Dogs may have descended from a now-extinct wolf species, Adam Freedman of Harvard and colleagues reported in June (SN: 7/13/13, p. 14). They date dog domestication to between 11,000 and 16,000 years ago, before the rise of agriculture.

But not all the new clues tell the same story. Archaeologists have unearthed fossils from doglike animals in both Europe and Siberia that date to more than 30,000 years ago. And in November, Olaf Thalmann of the University of Turku in Finland and colleagues used DNA from the fossils to trace domestic dogs’ origins to Europe between 18,000 and 32,000 years ago (SN: 12/14/13, p. 6).

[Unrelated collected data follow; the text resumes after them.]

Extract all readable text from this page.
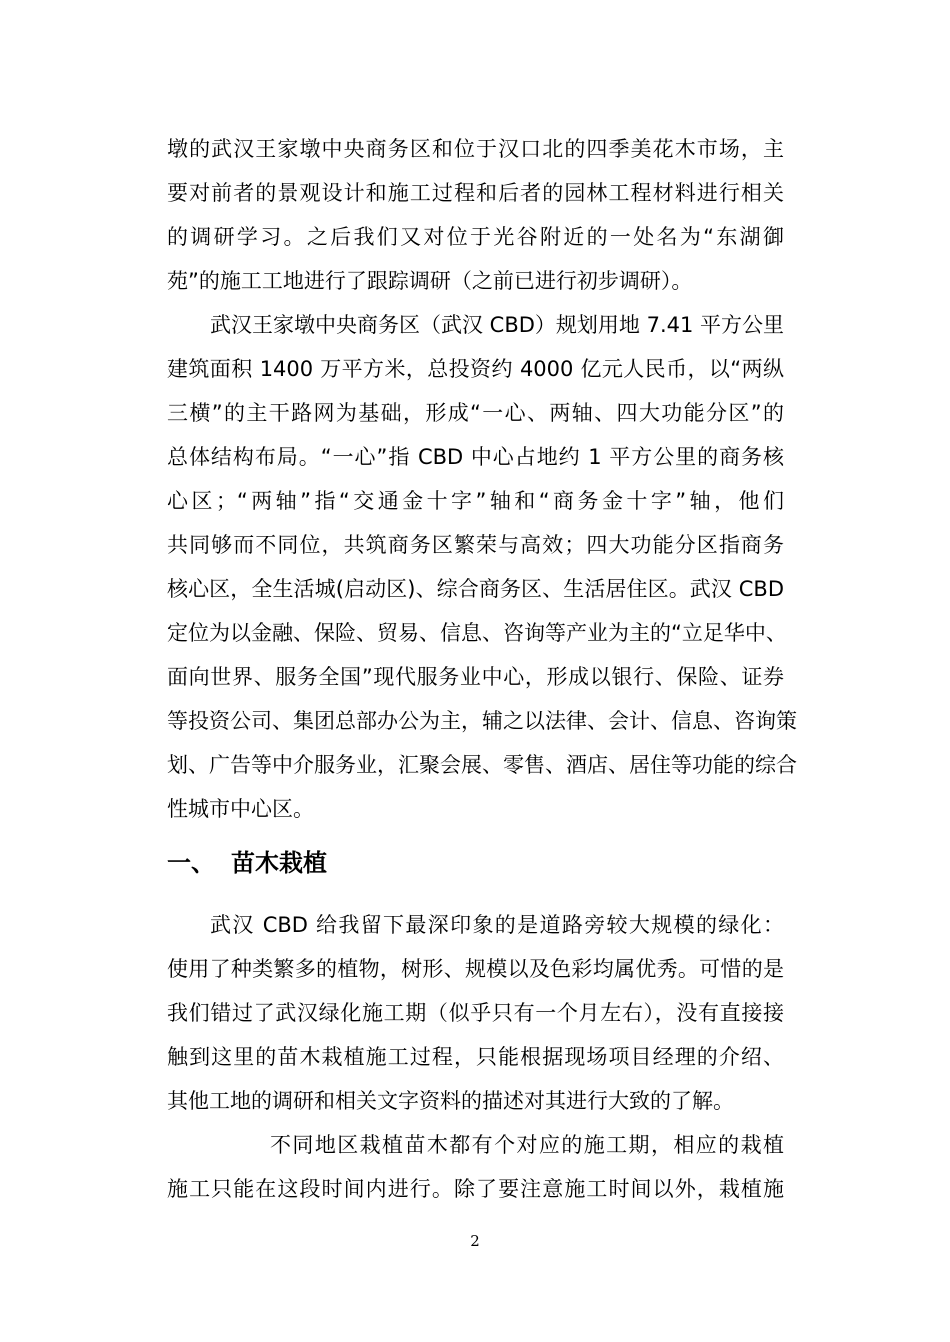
墩的武汉王家墩中央商务区和位于汉口北的四季美花木市场，主
要对前者的景观设计和施工过程和后者的园林工程材料进行相关
的调研学习。之后我们又对位于光谷附近的一处名为“东湖御
苑”的施工工地进行了跟踪调研（之前已进行初步调研）。
武汉王家墩中央商务区（武汉 CBD）规划用地 7.41 平方公里
建筑面积 1400 万平方米，总投资约 4000 亿元人民币，以“两纵
三横”的主干路网为基础，形成“一心、两轴、四大功能分区”的
总体结构布局。“一心”指 CBD 中心占地约 1 平方公里的商务核
心区；“两轴”指“交通金十字”轴和“商务金十字”轴，他们
共同够而不同位，共筑商务区繁荣与高效；四大功能分区指商务
核心区，全生活城(启动区)、综合商务区、生活居住区。武汉 CBD
定位为以金融、保险、贸易、信息、咨询等产业为主的“立足华中、
面向世界、服务全国”现代服务业中心，形成以银行、保险、证券
等投资公司、集团总部办公为主，辅之以法律、会计、信息、咨询策
划、广告等中介服务业，汇聚会展、零售、酒店、居住等功能的综合
性城市中心区。
一、 苗木栽植
武汉 CBD 给我留下最深印象的是道路旁较大规模的绿化：
使用了种类繁多的植物，树形、规模以及色彩均属优秀。可惜的是
我们错过了武汉绿化施工期（似乎只有一个月左右），没有直接接
触到这里的苗木栽植施工过程，只能根据现场项目经理的介绍、
其他工地的调研和相关文字资料的描述对其进行大致的了解。
不同地区栽植苗木都有个对应的施工期，相应的栽植
施工只能在这段时间内进行。除了要注意施工时间以外，栽植施
2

In January, though, a team analyzing canine genes proposed that dogs became domesticated about 10,000 years ago. Other geneticists examining dog and wolf DNA have placed dogs’ origin in both the Middle East and East Asia.

Freedman’s work relies on genetic evidence from an Australian dingo, a Basenji, a golden jackal and wolves from Croatia, Israel and China — regions where experts have proposed that domestication occurred. The new data all but rule out modern-day wolves as dogs’ ancestors. Still, the location and timing of dogs’ domestication remain uncertain.

Because Freedman’s and Thalmann’s studies tap into a bigger pool of genetic data than previous work, though, their findings may offer better tools for scientists trying to untangle dogs’ lineage.